Déclaration de l’Association internationale MEMORIAL (avril 2010)



Le 21 avril 2010, la Justice argentine s’est prononcée sur le cas de ceux qui ont dirigé et appliqué la terreur d’État, lors de la dictature militaire.
Une junte militaire a été au pouvoir en Argentine, de 1976 à 1983. D’après les données officielles, près de 13 000 personnes ont été tuées ou ont disparu pendant cette période. Les organisations de défense des droits de l’homme avancent, elles, un minimum de 30 000 personnes, tuées ou « disparues ». Les idéologues et les dirigeants de cette terreur d’État justifiaient cette pratique criminelle par la nécessité de lutter contre le chaos qui régnait dans le pays, de combattre le terrorisme et l’extrémisme des groupuscules radicaux.
Reynaldo Bignone a dirigé la junte de 1982 à 1983. Auparavant, il avait commandé la base militaire de Campo de Mayo, où les personnes kidnappées étaient retenues, torturées, puis d’où elles disparaissaient sans traces. Il vient d’être condamné à 25 ans de prison. Cinq autres anciens militaires haut gradés ont été condamnés à des peines de prison, allant de 17 à 25 ans. Ils sont reconnus coupables d’enlèvements, de privation illégale de liberté, de tortures et d’exécutions arbitraires.

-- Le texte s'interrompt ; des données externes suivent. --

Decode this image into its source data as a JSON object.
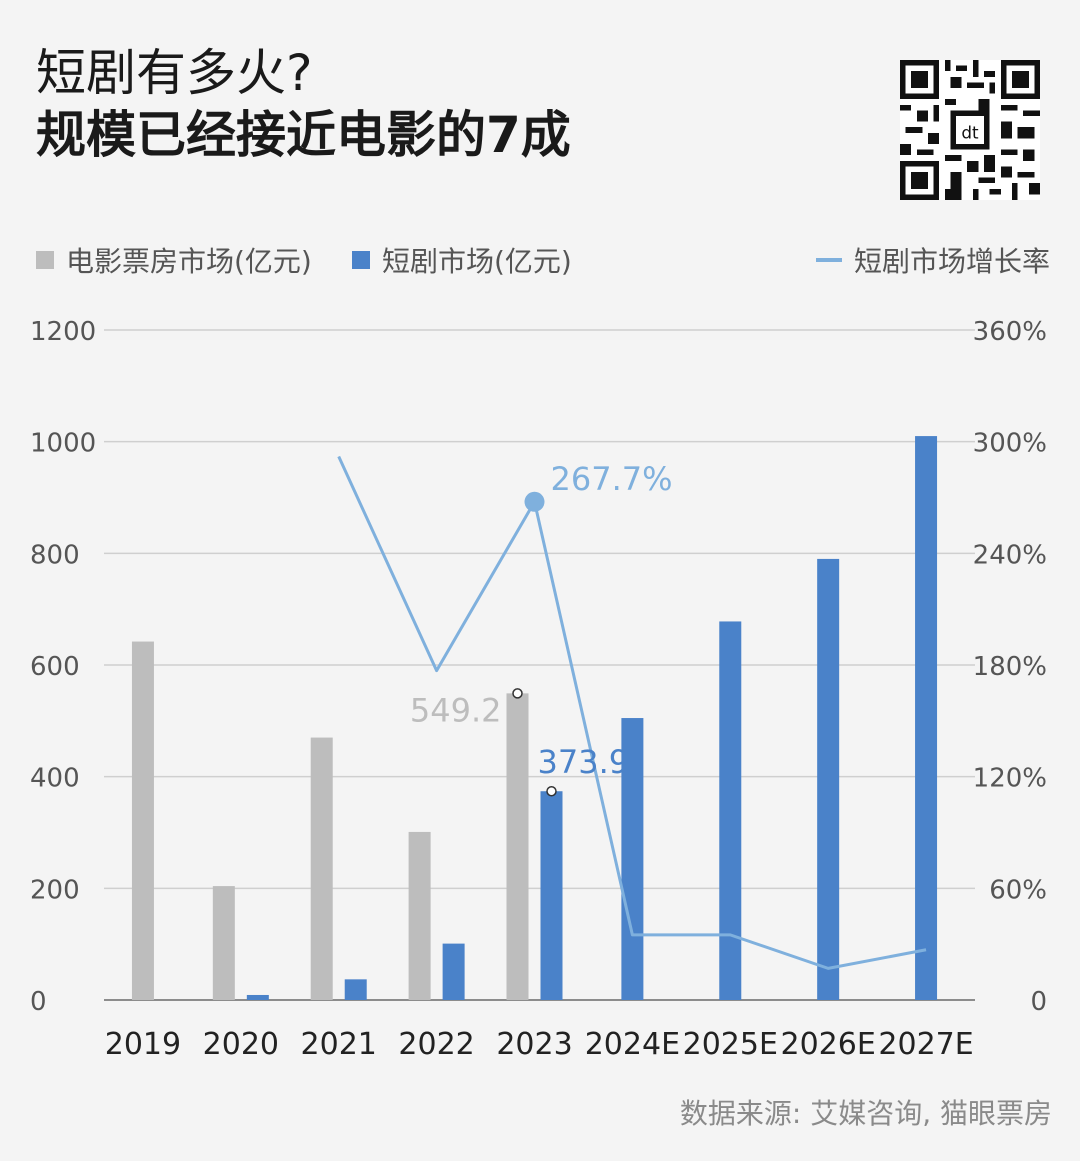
{
  "title": {
    "line1": "短剧有多火?",
    "line2": "规模已经接近电影的7成"
  },
  "legend": {
    "movie": "电影票房市场(亿元)",
    "drama": "短剧市场(亿元)",
    "growth": "短剧市场增长率"
  },
  "source": "数据来源: 艾媒咨询, 猫眼票房",
  "colors": {
    "movie": "#bdbdbd",
    "drama": "#4a82c9",
    "growth": "#7fb0dd"
  },
  "chart_data": {
    "type": "bar",
    "categories": [
      "2019",
      "2020",
      "2021",
      "2022",
      "2023",
      "2024E",
      "2025E",
      "2026E",
      "2027E"
    ],
    "series": [
      {
        "name": "电影票房市场(亿元)",
        "type": "bar",
        "values": [
          642,
          204,
          470,
          301,
          549.2,
          null,
          null,
          null,
          null
        ]
      },
      {
        "name": "短剧市场(亿元)",
        "type": "bar",
        "values": [
          null,
          9,
          37,
          101,
          373.9,
          505,
          678,
          790,
          1010
        ]
      },
      {
        "name": "短剧市场增长率",
        "type": "line",
        "axis": "right",
        "values": [
          null,
          null,
          292,
          177,
          267.7,
          35,
          35,
          17,
          27
        ]
      }
    ],
    "y_left": {
      "ticks": [
        "0",
        "200",
        "400",
        "600",
        "800",
        "1000",
        "1200"
      ],
      "ylim": [
        0,
        1200
      ]
    },
    "y_right": {
      "ticks": [
        "0",
        "60%",
        "120%",
        "180%",
        "240%",
        "300%",
        "360%"
      ],
      "ylim": [
        0,
        360
      ]
    },
    "annotations": [
      {
        "text": "549.2",
        "series": "movie",
        "category": "2023"
      },
      {
        "text": "373.9",
        "series": "drama",
        "category": "2023"
      },
      {
        "text": "267.7%",
        "series": "growth",
        "category": "2023"
      }
    ],
    "grid": true,
    "legend_position": "top"
  }
}
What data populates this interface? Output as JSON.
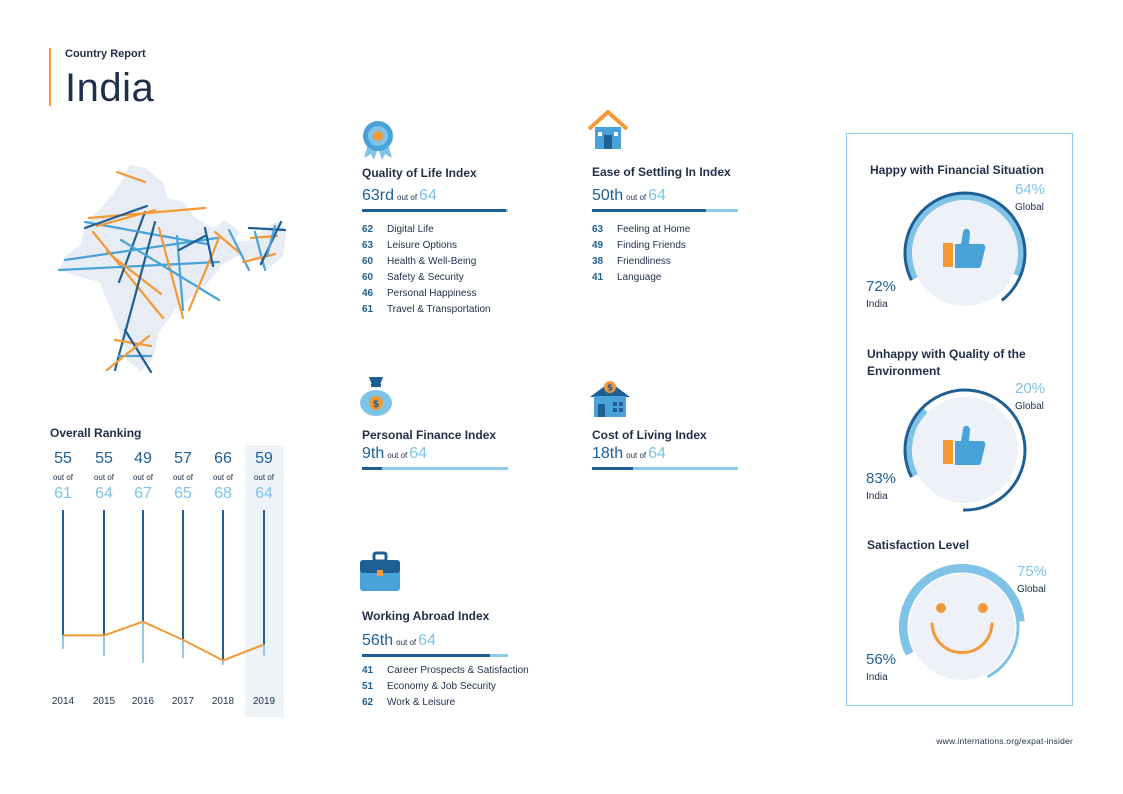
{
  "header": {
    "kicker": "Country Report",
    "title": "India"
  },
  "overall_ranking": {
    "title": "Overall Ranking",
    "out_of_label": "out of",
    "years": [
      {
        "year": "2014",
        "rank": "55",
        "total": "61"
      },
      {
        "year": "2015",
        "rank": "55",
        "total": "64"
      },
      {
        "year": "2016",
        "rank": "49",
        "total": "67"
      },
      {
        "year": "2017",
        "rank": "57",
        "total": "65"
      },
      {
        "year": "2018",
        "rank": "66",
        "total": "68"
      },
      {
        "year": "2019",
        "rank": "59",
        "total": "64"
      }
    ]
  },
  "indices": {
    "quality_of_life": {
      "title": "Quality of Life Index",
      "rank": "63rd",
      "out_of": "out of",
      "total": "64",
      "rank_fraction": 0.984,
      "items": [
        {
          "n": "62",
          "label": "Digital Life"
        },
        {
          "n": "63",
          "label": "Leisure Options"
        },
        {
          "n": "60",
          "label": "Health & Well-Being"
        },
        {
          "n": "60",
          "label": "Safety & Security"
        },
        {
          "n": "46",
          "label": "Personal Happiness"
        },
        {
          "n": "61",
          "label": "Travel & Transportation"
        }
      ]
    },
    "ease_of_settling_in": {
      "title": "Ease of Settling In Index",
      "rank": "50th",
      "out_of": "out of",
      "total": "64",
      "rank_fraction": 0.78,
      "items": [
        {
          "n": "63",
          "label": "Feeling at Home"
        },
        {
          "n": "49",
          "label": "Finding Friends"
        },
        {
          "n": "38",
          "label": "Friendliness"
        },
        {
          "n": "41",
          "label": "Language"
        }
      ]
    },
    "personal_finance": {
      "title": "Personal Finance Index",
      "rank": "9th",
      "out_of": "out of",
      "total": "64",
      "rank_fraction": 0.14
    },
    "cost_of_living": {
      "title": "Cost of Living Index",
      "rank": "18th",
      "out_of": "out of",
      "total": "64",
      "rank_fraction": 0.28
    },
    "working_abroad": {
      "title": "Working Abroad Index",
      "rank": "56th",
      "out_of": "out of",
      "total": "64",
      "rank_fraction": 0.875,
      "items": [
        {
          "n": "41",
          "label": "Career Prospects & Satisfaction"
        },
        {
          "n": "51",
          "label": "Economy & Job Security"
        },
        {
          "n": "62",
          "label": "Work & Leisure"
        }
      ]
    }
  },
  "panel": {
    "financial": {
      "title": "Happy with Financial Situation",
      "global_pct": "64%",
      "global_label": "Global",
      "india_pct": "72%",
      "india_label": "India",
      "global_value": 0.64,
      "india_value": 0.72
    },
    "environment": {
      "title": "Unhappy with Quality of the Environment",
      "global_pct": "20%",
      "global_label": "Global",
      "india_pct": "83%",
      "india_label": "India",
      "global_value": 0.2,
      "india_value": 0.83
    },
    "satisfaction": {
      "title": "Satisfaction Level",
      "global_pct": "75%",
      "global_label": "Global",
      "india_pct": "56%",
      "india_label": "India",
      "global_value": 0.75,
      "india_value": 0.56
    }
  },
  "footer": {
    "url": "www.internations.org/expat-insider"
  },
  "colors": {
    "dark_blue": "#1f5f93",
    "light_blue": "#7fc3e6",
    "orange": "#f29a35",
    "navy": "#1f2f4a"
  },
  "chart_data": {
    "type": "line",
    "title": "Overall Ranking",
    "categories": [
      "2014",
      "2015",
      "2016",
      "2017",
      "2018",
      "2019"
    ],
    "series": [
      {
        "values": [
          55,
          55,
          49,
          57,
          66,
          59
        ]
      }
    ],
    "totals": [
      61,
      64,
      67,
      65,
      68,
      64
    ],
    "ylim": [
      0,
      68
    ],
    "y_inverted": true,
    "grid": false
  }
}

L’Association internationale Memorial voit dans ce procès un précédent particulièrement important : le délai de prescription n’existe pas pour les crimes contre l’humanité. Les coupables de tels crimes doivent être punis, quelles que soient, d’une part, les fonctions qu’ils occupent ou ont occupées et, d’autre part, les circonstances politiques qui empêchent la tenue d’un procès.
La dictature argentine a pris fin, il y a 27 ans. Jusque-là, tous ceux qui réclamaient justice se heurtaient à une opposition constante. Ils étaient priés d’oublier la terreur d’État au nom de « l’unité nationale ». On tentait de faire échapper des coupables à leur responsabilité, sous le prétexte qu’ils « exécutaient des ordres ». Malgré tout, la société argentine a entretenu la mémoire des victimes, et elle avait conscience que le pays ne pouvait aller de l’avant, si ces crimes n’étaient pas reconnus et les criminels appelés à rendre des comptes.

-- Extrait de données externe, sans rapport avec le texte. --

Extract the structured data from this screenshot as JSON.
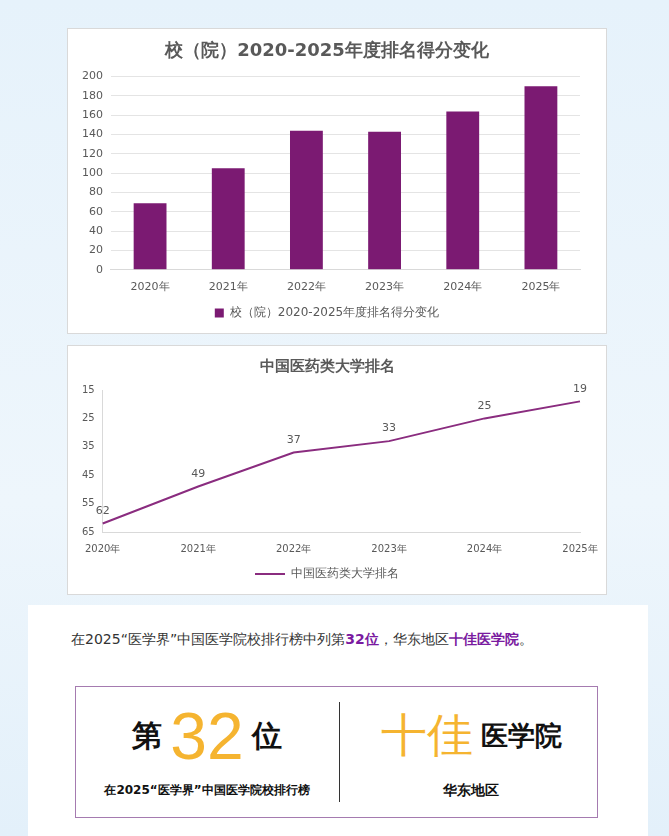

La décision du tribunal argentin nous oblige à reconsidérer la situation dans notre propre pays.
Les organisateurs et dirigeants de la terreur d’État en URSS n’ont toujours pas été jugés. Les actes des criminels, coupables de la mort de millions d’individus en Russie, n’ont toujours pas été qualifiés juridiquement, de façon précise et sans ambiguïté.
N’est-ce pas pour cela que des crimes, commis à notre époque post soviétique, restent eux aussi impunis ? Nous pensons, en premier lieu, à ces crimes, perpétrés hier et aujourd’hui, au Nord Caucase, au nom de la « lutte contre le terrorisme » : enlèvements, tortures, exécutions arbitraires et disparitions d’individus. Dans la seule Tchétchénie, plus de 3 000 personnes ont disparu depuis 1999 : elles ont été interpellées ou enlevées par des représentants de l’État. Le pic de ces « disparitions » forcées a eu lieu entre 2000 et 2005, mais cette pratique criminelle se poursuit.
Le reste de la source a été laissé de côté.